Qui fêtons-nous exactement à la Toussaint ? Les saints du Ciel qui voient la face de Dieu et s’en réjouissent ensemble pour l’éternité. Il ne s’agit pas seulement de fêter les saints canonisés, que nous célébrons déjà à d’autres moments de l’année, mais de fêter la foule immense des anonymes de la sainteté. Si l’Eglise ne fêtait que la Vierge Marie, saint François, mère Teresa et saint Jean-Marie Vianney, cela pourrait être décourageant, car nous voyons bien que nous sommes loin de leur héroïcité. La majorité d’entre nous ne sera probablement pas canonisée et toutefois tous nous devons espérer fermement que nous irons bien au Ciel ! La sainteté canonisable est exceptionnelle, mais nous osons espérer que la sainteté « tout court » ne l’est pas.
Il faut donc expliquer ce qu’est la sainteté. A proprement parler, ce mot ne convient qu’à Dieu, lui qui est le seul être parfait et absolument bon. Quand le jeune homme riche va trouver Jésus et l’appelle « bon maître », celui-ci le reprend : « Dieu seul est bon » (Lc 18,18-19). Même Jésus, le Verbe de Dieu fait chair, Dieu par nature, semble vouloir réserver la Bonté à sa nature divine ! Il y a quelque chose de provocateur dans cette remarque de Jésus, car Lui sait bien qu’Il est le Saint par excellence.
En effet, même pour le Christ dans son humanité, la sainteté est une participation à celle de Dieu. Cette participation se fait de plein droit pour Jésus, Dieu et homme, et pour les autres elle se fait par une association au Christ, par une greffe mystique, pour reprendre les images de Jésus :
Moi, je suis la vigne, et vous, les sarments. Celui qui demeure en moi et en qui je demeure, celui-là porte beaucoup de fruit, car, en dehors de moi, vous ne pouvez rien faire. (Jn 15,5)
Tous ceux donc qui croient au Christ, qui ont été associés à sa Passion et à sa Résurrection par le baptême, sont comme greffés à Lui et reçoivent par Lui un influx de vie surnaturelle qu’on appelle la grâce. C’est cela qui fait la sainteté et non quelque effort de notre part.

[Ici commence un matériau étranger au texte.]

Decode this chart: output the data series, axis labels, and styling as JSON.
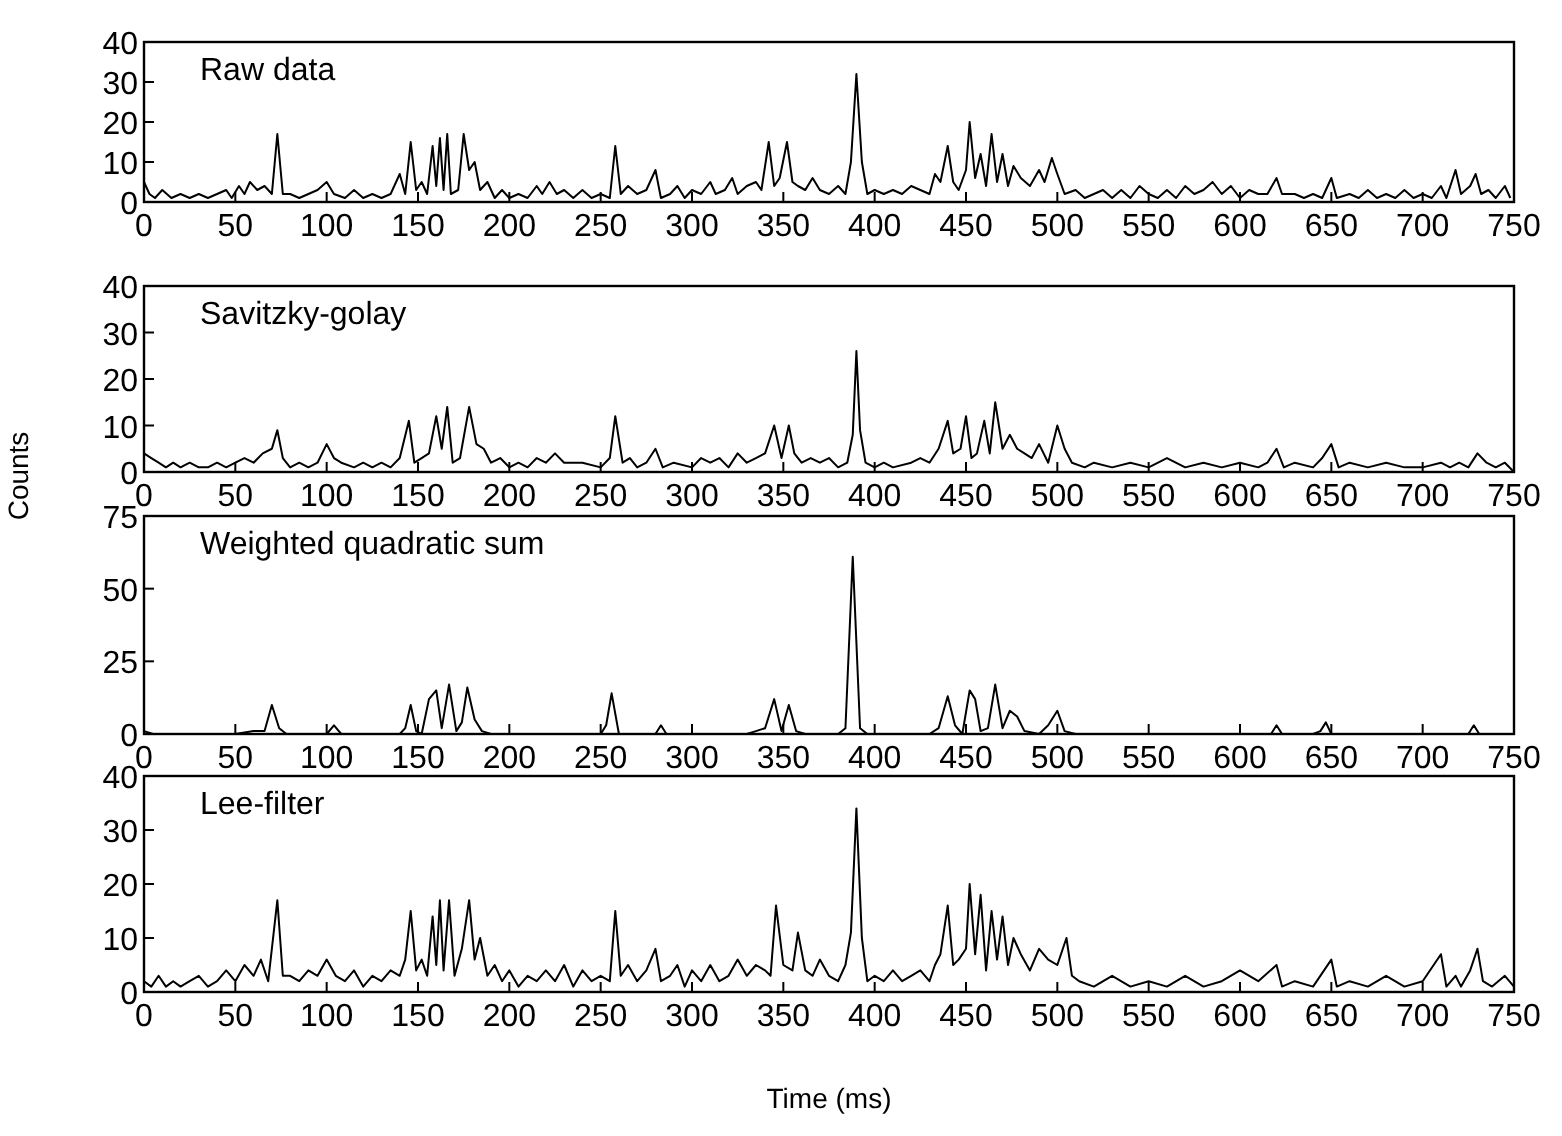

Il faut donc admettre que cela concerne tous les chrétiens, à moins d’avoir tué la vie de la grâce par un péché mortel, et pour peu qu’ils vivent de la charité, amour de Dieu par-dessus tout et du prochain comme soi-même. Tous les chrétiens en état de grâce sont donc saints. Cette affirmation correspond bien à la pensée de saint Paul, qui dans ses épîtres s’adresse aux chrétiens des différentes communautés en les appelant les « saints », ou « saints en Jésus-Christ » (Cf. Ep 1, Ph 1, Col 1, etc.).
Cependant, cette affirmation a besoin d’être nuancée. A la Toussaint, nous ne fêtons pas les saints qui sont encore en chemin sur terre, ni ceux qui sont en état de purification au Purgatoire, pour qui nous prions le lendemain, le 2 novembre. Sur terre la sainteté est un germe, à la fois bien réel et bien petit en comparaison de ce à quoi nous sommes appelés. C’est pour cela que dans d’autres lettres, saint Paul fait une adresse plus précise : il écrit « aux saints par vocation » (Cf. Rm 1 et 1Co 1). Pour entrer au Paradis, il nous faudra être purifiés de tout péché, car rien d’impur ne peut subsister devant Dieu. Ceux qu’il faut, à proprement parler, appeler saints sont les personnes qui sont entrées dans la lumière de Dieu, après que tous leurs péchés aient été brûlés par l’action transformante du Saint-Esprit.
Demandons donc aux innombrables saints du Ciel, les grands comme les petits, de prier pour nous, pour que nous sachions nous aussi et, dès ici-bas, coopérer à l’action transformante de Dieu, pour que nos actes soient au service de l’amour de Dieu et du prochain, pour que nous ne nous découragions jamais à cause de nos chutes répétées et que nous vivions d’un authentique désir de conversion, en gardant les yeux fixés sur le but : la gloire du Ciel.